G7緊急共同声明 ~今後も要人発言に注意

まずはG20
昨日の海外時間は、G7緊急共同声明の発表とその解釈をめぐる報道で円相場が大きく上下しました。
一体どう解釈するべきなのでしょうか?

G7緊急共同声明(要旨)
「為替レートは市場において決定されるべき」
「為替市場における行動に関して緊密に協議すべき」
「我々の財政・金融政策が、為替レートを目標にはしない」
「為替レートの過度の変動や無秩序な動きは、経済及び金融の安定に悪影響を与え得る」

この声明の中に、円相場に対する直接的な言及がなかったことと麻生財務相が

「日本のデフレ不況対策が為替操作を目的としていないことがG7各国から認識されたことに意義がある」

と述べたことで円安の動きが容認されたとして一旦は円安に動きました。

しかしNY時間序盤に匿名のG7高官(在ワシントン)が

「為替相場に関するG7声明が誤解された」
「声明は円の行き過ぎた動きへの懸念を示唆したもの」
「G7は一国による円の誘導を懸念している」

と述べたと報じられたことから一気に円買いが強まってドル円、クロス円が急落しました。

その後イギリスの政府当局者筋が

「G7声明は単一の通貨や国についてのものでない」

と述べたことから円が売り戻される場面もありましたがカーニー・カナダ中銀総裁が

「G7諸国は国内の目標に対して金融政策を運営すべきで、為替の目標に対してではない」
「G20で円について協議する可能性は大きい」

と述べていたこともあって今週末のG20でも円安に対するけん制発言が出るのではないか、との思惑が強まって、上値の重い展開が続いています。

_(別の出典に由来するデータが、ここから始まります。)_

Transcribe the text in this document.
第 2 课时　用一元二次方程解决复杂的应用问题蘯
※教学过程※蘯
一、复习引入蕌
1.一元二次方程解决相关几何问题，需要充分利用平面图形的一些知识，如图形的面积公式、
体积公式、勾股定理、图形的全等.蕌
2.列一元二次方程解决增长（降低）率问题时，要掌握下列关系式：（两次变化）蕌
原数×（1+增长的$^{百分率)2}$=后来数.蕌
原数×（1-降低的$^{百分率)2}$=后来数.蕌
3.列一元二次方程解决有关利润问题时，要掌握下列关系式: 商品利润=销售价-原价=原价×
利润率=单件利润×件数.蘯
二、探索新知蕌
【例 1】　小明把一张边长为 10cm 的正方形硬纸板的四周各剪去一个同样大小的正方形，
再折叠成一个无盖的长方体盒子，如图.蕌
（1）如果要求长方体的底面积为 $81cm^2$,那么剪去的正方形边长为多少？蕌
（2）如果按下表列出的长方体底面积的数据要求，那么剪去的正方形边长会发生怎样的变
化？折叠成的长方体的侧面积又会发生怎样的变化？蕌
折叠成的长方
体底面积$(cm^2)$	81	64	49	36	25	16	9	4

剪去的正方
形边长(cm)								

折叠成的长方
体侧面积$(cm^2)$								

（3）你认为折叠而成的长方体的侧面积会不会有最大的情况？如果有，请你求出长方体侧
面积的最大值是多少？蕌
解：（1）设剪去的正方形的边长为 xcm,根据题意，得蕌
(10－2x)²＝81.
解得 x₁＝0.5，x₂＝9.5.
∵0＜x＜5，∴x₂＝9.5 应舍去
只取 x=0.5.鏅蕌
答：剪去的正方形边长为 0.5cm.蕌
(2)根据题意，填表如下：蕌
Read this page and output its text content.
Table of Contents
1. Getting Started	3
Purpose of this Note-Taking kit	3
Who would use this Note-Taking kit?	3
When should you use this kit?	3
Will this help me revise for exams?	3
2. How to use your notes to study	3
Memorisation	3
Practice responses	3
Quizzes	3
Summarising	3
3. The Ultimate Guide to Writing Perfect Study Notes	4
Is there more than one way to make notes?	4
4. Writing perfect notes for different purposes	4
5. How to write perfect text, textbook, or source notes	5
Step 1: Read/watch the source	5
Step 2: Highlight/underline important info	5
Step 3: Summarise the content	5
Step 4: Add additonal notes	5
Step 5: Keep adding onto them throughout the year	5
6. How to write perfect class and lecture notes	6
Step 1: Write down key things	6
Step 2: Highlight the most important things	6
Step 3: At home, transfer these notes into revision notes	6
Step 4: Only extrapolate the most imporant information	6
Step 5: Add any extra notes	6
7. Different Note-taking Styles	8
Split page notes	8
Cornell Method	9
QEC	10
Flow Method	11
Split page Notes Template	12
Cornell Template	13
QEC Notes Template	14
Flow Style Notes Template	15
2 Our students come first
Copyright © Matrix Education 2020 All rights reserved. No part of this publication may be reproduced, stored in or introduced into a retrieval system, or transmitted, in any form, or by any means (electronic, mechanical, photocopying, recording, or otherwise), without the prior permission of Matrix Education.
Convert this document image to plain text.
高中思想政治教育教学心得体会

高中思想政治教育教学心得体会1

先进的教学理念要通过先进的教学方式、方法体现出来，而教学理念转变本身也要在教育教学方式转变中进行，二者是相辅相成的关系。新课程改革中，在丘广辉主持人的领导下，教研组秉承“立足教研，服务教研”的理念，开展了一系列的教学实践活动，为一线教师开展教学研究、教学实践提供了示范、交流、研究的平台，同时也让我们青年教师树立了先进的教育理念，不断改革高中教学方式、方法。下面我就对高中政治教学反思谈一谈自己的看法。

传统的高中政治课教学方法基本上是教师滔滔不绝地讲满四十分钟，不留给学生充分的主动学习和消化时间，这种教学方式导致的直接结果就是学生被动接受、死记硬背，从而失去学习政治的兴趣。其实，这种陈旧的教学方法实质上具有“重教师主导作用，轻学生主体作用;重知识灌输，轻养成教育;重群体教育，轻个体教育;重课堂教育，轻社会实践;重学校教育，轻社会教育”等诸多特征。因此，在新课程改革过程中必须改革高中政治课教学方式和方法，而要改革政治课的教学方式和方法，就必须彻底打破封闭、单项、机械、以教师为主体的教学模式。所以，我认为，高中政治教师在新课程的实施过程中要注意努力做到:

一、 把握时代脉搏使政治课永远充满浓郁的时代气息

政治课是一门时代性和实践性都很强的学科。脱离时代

今回の声明では「財政・金融政策が、国内の手段を用いてそれぞれの国内目的を達成することに向けられていくこと、為替レートを目標にはしないことを再確認する」と明示されていることから、安倍政権が2013年度の経済運営で円高是正を最優先課題の一つと位置付けていること自体が非難される可能性もあります。加えて今後円高是正の為の金融緩和を日銀が行うこと、「官民協調外債ファンド」を創設すること、日銀による外債の購入といった新規の政策も打ち出しにくくなると考えられます。

昨日の報道の「G7高官」が誰なのかはわかりませんが、ニュースがワシントンから流れている事も気になります。先日ブレイナード米財務次官が円安容認とも取れる発言をしてはいますが、もちろん直接的な言及ではありませんでしたので、真意はわかりません。

昨日のエントリーでも書きましたが、ここからの円相場の行方はアメリカがどういった対応をするのか、が大きな鍵を握っていますので、今後も要人発言には注意が必要です。